The clustering also enables high-availability of the cached data. For example, there could be two copies of a data set available at all times. Fyfe noted that the system takes care of high-availability and failover too. The cache is external to Pentaho, and as such a Pentaho instance could go up or down and the cache will live on.
Pentaho has two versions of its software, an open source community edition and a commercial edition. The new advanced in-memory integration is only being made available as part of the commercial release. Fyfe said that even in the open source edition there are some limited in-memory capabilities, though limited in scale. He said the community edition is limited to a few gigabytes of memory, whereas the enterprise release can scale to the multi-terabyte range.

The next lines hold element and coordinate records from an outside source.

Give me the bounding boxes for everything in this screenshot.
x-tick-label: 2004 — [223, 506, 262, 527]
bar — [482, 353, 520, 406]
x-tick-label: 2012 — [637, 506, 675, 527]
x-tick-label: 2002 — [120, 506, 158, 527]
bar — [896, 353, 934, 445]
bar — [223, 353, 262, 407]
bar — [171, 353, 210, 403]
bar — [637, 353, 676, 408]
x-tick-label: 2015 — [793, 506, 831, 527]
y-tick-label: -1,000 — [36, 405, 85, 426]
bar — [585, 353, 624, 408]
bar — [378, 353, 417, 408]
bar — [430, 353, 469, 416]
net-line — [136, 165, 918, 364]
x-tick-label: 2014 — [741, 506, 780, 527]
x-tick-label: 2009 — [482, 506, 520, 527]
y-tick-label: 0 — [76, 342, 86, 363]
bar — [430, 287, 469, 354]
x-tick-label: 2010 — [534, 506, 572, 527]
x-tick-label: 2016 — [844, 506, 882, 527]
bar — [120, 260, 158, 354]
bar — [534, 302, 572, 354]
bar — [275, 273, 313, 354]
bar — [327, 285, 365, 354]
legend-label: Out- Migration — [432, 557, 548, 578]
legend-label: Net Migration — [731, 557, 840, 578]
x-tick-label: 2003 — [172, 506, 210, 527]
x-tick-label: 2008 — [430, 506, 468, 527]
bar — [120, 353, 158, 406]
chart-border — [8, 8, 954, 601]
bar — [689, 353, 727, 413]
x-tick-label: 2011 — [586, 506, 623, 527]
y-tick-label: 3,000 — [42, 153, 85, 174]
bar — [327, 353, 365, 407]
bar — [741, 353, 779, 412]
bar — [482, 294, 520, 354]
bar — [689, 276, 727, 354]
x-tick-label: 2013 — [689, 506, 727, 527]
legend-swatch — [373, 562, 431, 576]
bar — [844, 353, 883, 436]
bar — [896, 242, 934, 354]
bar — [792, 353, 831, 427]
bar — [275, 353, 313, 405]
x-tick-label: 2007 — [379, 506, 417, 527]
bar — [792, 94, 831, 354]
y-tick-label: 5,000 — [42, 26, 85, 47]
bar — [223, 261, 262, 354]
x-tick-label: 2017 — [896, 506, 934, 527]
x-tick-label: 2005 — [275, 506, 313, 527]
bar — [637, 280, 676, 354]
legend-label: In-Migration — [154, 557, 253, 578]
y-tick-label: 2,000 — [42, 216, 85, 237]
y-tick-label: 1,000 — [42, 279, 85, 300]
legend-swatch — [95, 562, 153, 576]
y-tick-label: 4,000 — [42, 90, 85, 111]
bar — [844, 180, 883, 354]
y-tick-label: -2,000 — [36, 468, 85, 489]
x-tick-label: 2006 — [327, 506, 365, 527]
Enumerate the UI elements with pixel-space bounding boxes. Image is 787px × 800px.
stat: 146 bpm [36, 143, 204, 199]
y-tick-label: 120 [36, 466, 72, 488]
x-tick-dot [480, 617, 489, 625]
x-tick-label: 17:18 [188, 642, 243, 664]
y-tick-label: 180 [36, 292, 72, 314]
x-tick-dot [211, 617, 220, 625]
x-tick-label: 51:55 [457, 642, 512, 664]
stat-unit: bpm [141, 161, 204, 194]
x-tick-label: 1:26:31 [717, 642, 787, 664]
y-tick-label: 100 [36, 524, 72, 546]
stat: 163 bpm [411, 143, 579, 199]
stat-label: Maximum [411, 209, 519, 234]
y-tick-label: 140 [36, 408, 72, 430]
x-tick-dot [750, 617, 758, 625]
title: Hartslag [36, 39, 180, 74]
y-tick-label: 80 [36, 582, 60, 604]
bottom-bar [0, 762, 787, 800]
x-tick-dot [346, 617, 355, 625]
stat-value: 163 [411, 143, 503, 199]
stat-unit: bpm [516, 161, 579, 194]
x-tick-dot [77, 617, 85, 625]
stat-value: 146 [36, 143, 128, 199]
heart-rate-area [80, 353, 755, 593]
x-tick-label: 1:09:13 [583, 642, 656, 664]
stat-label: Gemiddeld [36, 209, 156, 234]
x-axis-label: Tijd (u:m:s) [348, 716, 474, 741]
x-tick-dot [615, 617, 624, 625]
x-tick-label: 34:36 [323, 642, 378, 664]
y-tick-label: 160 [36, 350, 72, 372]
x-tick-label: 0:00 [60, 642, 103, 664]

“That will be one of the big differentiators between our enterprise edition and our community edition,” Fyfe said. “If a company is going to scale, it’s the kind of thing where they’ll want support for their mission-critical application.”
Since both memcached and Infinispan are open source technologies, it is also possible for a developer to have enhanced in-memory support even with the open source community edition.
“A smart enough developer could probably figure out how to use Infinispan with the community version, since they have access to the source code and could probably connect it in,” Fyfe said. “But with our enterprise edition, we’ve done that work for you and it’s fully supported.”
In-memory analytics aren’t just about software. Last month, Oracle launched its new Exalytics engineered in-memory analytics system. Oracle is packing 1 TB of DRAM for main memory and has compression technology that lets it handle up to 10 TB of data. In terms of how Pentaho compares with Exalytics, Fyfe said that he was not familiar with the Oracle Exalytics product.
That said, Fyfe did say that Pentaho works on commodity hardware, which is not out-of-reach for many enterprises.
“It’s commodity Intel hardware with Linux and memory is getting cheaper all the time,” Fyfe said. “So it’s not hard to scale up a nice machine that is not outrageously expensive.”